Z80 Monitor Program for the BSX
The BSX Homebrew Project is an interest challenge for me, as it involves hardware and software. I’ve been concentrating on the hardware up until now, but there is a reasonable amount of software running on ROM now to assist in further hardware and software developments.
If you want to cut to the quick and go straight to the source, you can find it here on my GitHub.
The Monitor Program
The BSX boots into the monitor program (stored in ROM). This provides a simple command line interface over a serial terminal connection:
- List a block of memory in HEX and ASCII
- Read and write to I/O ports
- Load a binary file over the terminal connection
- Jump to an address
- Disassemble a block of memory
- Enter BBC Basic for Z80 (if loaded in the ROM at address &4000)
For the most part these functions are fairly straightforward to implement. I will cover the BBC Basic interpreter in more detail in future posts, but you can see a demo of it here in my previous post.
Loading binary files
When I first started coding for the BSX, I had no way to load data into RAM. So any changes to the ROM software had to be tested in ROM.
This involved:
- Writing the code
- Compiling to a BIN file
- Popping the EEPROM out of the board
- Burning the BIN file onto the EEPROM using an EPROM programmer
- Pushing the EEPROM back in the board
- Testing
Clearly this is quite a tedious process. So very early on I wrote the load functionality. This uses a companion utility (currently written in PowerShell) that opens the COM port and writes the file data, with a header starting with an ASCII ‘L’, and containing the file size and target location, to the STM32. The STM32 relays this information to the Z80 port used for keyboard I/O.
When the Z80 monitor receives the character ‘L’ on the keyboard port, it will then switch to loading the binary stream into RAM, and will switch back to keyboard I/O once all the bytes have been loaded.
I can now quickly compile and test new versions of the Z80 monitor program and BBC Basic in RAM, and burn to ROM when I’m happy with the results.
Z80 Disassembler
I’ve always fancied writing a Z80 disassembler and figured it may come in handy when testing the BSX, especially when I start using MSX ROM images.

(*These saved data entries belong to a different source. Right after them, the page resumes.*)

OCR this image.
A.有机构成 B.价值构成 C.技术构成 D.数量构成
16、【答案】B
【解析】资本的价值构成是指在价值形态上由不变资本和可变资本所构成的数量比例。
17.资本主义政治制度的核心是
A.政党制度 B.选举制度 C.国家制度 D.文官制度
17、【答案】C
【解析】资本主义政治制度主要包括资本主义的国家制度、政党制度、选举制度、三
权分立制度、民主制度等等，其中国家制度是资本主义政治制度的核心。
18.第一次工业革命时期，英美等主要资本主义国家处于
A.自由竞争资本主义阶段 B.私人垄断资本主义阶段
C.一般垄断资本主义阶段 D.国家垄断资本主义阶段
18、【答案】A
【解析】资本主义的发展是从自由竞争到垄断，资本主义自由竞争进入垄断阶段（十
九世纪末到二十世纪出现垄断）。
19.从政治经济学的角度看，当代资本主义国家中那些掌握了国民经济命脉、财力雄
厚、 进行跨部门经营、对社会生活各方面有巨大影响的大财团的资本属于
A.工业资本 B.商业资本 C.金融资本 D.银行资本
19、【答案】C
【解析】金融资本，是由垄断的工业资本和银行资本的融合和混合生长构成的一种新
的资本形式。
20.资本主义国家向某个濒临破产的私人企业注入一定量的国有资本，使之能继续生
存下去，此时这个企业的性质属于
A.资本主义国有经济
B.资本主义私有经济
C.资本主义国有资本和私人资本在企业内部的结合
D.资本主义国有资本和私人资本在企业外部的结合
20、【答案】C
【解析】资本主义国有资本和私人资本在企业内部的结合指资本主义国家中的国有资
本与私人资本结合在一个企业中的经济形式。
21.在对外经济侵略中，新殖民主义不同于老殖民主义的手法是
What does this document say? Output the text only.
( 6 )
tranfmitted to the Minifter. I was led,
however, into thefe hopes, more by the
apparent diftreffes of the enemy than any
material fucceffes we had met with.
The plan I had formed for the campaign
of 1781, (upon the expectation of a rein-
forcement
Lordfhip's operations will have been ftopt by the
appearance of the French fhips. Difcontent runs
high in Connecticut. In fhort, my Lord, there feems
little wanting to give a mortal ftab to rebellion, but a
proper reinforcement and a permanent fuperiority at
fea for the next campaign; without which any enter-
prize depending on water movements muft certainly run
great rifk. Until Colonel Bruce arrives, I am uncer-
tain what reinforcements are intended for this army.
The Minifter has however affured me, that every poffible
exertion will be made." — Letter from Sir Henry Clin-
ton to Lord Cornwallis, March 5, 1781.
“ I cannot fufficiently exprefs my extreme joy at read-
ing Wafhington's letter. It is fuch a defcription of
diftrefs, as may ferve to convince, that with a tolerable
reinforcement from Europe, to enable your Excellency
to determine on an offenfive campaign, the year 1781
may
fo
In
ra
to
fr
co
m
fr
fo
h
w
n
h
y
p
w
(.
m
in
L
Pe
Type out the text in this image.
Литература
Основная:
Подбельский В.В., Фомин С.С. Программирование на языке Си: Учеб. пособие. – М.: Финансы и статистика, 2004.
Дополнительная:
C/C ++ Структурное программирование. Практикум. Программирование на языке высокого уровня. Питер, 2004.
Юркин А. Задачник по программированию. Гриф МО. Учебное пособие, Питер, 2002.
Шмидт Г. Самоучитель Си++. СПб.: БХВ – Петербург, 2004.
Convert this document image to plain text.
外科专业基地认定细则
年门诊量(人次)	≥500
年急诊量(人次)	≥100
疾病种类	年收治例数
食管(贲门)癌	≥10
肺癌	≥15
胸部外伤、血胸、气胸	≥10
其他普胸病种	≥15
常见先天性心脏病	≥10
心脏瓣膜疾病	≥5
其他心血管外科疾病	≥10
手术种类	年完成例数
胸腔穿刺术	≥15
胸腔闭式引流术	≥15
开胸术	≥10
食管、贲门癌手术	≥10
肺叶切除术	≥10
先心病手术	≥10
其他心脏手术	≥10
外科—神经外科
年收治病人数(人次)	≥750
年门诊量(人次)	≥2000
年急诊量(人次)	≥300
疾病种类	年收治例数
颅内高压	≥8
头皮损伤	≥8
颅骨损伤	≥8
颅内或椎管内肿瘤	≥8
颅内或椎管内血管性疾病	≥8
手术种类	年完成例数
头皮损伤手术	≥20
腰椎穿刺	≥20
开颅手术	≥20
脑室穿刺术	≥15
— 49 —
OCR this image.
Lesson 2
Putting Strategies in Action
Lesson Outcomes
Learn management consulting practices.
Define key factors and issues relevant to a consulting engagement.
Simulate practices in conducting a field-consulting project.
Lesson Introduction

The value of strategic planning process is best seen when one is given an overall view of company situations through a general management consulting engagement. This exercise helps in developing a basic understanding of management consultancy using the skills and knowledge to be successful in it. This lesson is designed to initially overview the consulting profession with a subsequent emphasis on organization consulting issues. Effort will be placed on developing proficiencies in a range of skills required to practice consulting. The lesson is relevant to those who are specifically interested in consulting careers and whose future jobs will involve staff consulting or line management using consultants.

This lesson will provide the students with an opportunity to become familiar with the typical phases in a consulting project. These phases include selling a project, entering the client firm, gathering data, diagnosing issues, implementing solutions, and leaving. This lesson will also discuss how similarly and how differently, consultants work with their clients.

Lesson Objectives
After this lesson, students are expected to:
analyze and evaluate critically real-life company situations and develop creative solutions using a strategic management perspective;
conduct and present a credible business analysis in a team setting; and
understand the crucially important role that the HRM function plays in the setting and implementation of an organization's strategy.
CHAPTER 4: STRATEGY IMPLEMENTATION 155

Whilst I’m pretty sure I could have downloaded the source for a Z80 disassembler online, I figured it would be an interesting exercise to write my own, having never written one before.
If you look at the hex codes for Z80, you can see that they form a pattern. This is even more apparent if you write them out in a 16×16 grid.
This website goes one step further and provides the information required to decode Z80 instructions based upon an opcode.
Armed with that information it took me a couple of hours to get the basic disassembler up and running, and a couple more days to add the shift instruction set and tweak the output.
It currently supports all documented Z80 instructions, and some undocumented instructions (mainly the IXL, IXH, IYL and IYH registers), and will translate relative addresses into an absolute address. It currently only outputs values in HEX and makes no attempt to create a list of labels.
That notwithstanding, I’m very happy with the results.